Regional banks like East West Bancorp, U.S. Bancorp, and KeyCorp are positioned to benefit from this theme.
The Deregulation Dividend
Beyond cyclical factors, bank stocks are benefiting from a shift in regulatory posture. The Trump administration has signaled a more industry-friendly approach to banking regulation, with implications for capital requirements, compliance costs, and permissible activities.
Deloitte's 2026 banking outlook notes that the year is "pivotal" for U.S. banks as they "navigate macro headwinds, stablecoin disruption, scaling AI, fragmented data, and financial crime"—but also capitalize on a more accommodative regulatory environment.
Sector Valuations and Earnings Growth
Despite strong 2025 performance, bank valuations remain reasonable relative to the broader market and their own historical averages. Projected EPS growth for the financial sector is 9.8%—above the S&P 500's expected 7.6% growth—with investment banks projecting even stronger 18% earnings growth.
This combination of reasonable valuations and above-market earnings growth creates a compelling setup for the sector.
Top Bank Stocks for 2026
Large-Cap Picks:
Bank of America (BAC): Despite being one of the most asset-sensitive banks, Bank of America's NII is expected to grow 5-7% in 2026, driven by fixed-rate asset repricing and improving loan demand. The bank's consumer franchise remains resilient.
Citigroup (C): The restructuring story continues, with the company projecting total revenues to exceed $84 billion in 2025 and 4-5% annual revenue growth through 2026. Cost-cutting initiatives are expected to generate $2-2.5 billion in annual savings. With the stock up 68% in 2025, momentum remains strong.
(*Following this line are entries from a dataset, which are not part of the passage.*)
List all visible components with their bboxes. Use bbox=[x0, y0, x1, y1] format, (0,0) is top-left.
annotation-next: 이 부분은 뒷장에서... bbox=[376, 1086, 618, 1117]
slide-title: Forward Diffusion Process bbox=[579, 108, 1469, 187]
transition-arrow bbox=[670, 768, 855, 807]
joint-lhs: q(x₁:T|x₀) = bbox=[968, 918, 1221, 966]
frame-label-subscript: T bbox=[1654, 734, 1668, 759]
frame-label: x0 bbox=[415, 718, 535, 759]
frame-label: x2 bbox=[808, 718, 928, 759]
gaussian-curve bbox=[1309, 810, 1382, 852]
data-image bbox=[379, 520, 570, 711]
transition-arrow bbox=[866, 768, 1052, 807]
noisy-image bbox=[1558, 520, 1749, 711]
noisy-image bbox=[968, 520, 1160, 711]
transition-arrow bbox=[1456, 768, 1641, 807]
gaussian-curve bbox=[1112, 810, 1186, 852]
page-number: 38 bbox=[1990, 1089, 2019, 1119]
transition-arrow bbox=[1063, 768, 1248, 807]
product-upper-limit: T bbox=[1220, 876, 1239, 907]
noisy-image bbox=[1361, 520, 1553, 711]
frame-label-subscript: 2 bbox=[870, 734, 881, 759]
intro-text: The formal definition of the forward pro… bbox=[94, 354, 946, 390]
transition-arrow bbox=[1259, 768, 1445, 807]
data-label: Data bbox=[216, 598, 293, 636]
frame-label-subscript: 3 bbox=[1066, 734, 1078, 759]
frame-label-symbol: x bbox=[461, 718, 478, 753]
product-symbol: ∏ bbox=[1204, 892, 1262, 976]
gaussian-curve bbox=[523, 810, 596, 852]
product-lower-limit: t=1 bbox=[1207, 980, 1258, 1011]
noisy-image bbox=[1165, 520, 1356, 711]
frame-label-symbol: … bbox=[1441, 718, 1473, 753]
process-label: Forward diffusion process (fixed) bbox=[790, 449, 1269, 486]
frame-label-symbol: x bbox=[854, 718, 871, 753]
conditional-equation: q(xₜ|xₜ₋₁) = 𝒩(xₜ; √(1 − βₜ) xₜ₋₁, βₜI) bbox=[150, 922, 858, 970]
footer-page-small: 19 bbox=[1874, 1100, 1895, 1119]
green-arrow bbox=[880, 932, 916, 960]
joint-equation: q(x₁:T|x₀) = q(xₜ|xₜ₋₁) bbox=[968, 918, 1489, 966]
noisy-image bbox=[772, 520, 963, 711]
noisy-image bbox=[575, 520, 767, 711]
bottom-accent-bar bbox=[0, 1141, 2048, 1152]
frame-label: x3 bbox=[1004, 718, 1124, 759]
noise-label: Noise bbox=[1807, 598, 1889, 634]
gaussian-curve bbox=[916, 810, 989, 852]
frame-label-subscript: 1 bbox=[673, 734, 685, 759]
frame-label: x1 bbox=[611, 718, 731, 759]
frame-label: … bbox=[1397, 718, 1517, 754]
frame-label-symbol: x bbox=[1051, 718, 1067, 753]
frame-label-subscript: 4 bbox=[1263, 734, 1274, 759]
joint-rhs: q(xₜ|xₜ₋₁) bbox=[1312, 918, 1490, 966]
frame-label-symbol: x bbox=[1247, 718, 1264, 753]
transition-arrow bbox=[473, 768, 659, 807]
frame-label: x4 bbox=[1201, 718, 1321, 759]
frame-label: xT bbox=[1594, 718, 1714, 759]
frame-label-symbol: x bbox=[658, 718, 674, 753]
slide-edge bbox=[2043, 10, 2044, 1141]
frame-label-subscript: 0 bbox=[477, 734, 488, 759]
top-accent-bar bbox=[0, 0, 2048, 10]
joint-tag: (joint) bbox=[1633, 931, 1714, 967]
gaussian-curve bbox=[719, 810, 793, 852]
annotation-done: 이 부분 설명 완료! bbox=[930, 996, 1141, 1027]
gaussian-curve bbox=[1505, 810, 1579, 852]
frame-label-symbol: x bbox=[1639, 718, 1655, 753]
JPMorgan Chase (JPM): The best-in-class franchise continues to benefit from diversified revenue streams, strong trading operations, and premier consumer banking. Jamie Dimon's leadership provides strategic clarity.
Regional Picks:
East West Bancorp (EWBC): Focused on cross-border trade between the U.S. and Asia, this specialty bank offers unique exposure to international commerce with strong credit quality.
U.S. Bancorp (USB): A consistent performer with a diversified business mix and strong dividend track record.
KeyCorp (KEY): A turnaround story with potential upside as the regional banking sector recovers from 2023's crisis of confidence.
ETF Options
For investors seeking diversified bank exposure, several ETFs merit consideration:
- Financial Select Sector SPDR (XLF) - Broad financial sector exposure
- Invesco KBW Bank ETF (KBWB) - Pure-play bank exposure
- iShares U.S. Financial Services ETF (IYG) - Financial services focus
- First Trust NASDAQ Bank ETF (FTXO) - Technology-forward banks
Risks to the Thesis
The bullish case for banks isn't without risks:
- Credit deterioration: If the economy weakens, loan losses could increase.
- Spread compression: Aggressive rate cuts could pressure net interest margins.
- Stablecoin disruption: Crypto-based payment solutions could disrupt traditional banking models.
- Regulatory reversal: Political shifts could bring renewed scrutiny to the sector.
The Bottom Line
Bank stocks offer a compelling combination of reasonable valuations, above-market earnings growth, and sector-specific tailwinds heading into 2026. While the 2025 rally was impressive, the fundamental setup suggests more gains ahead.
For investors underweight financials, 2026 may offer an opportunity to add exposure to one of the market's most promising sectors. Whether through individual stocks or diversified ETFs, banks deserve consideration in a balanced portfolio.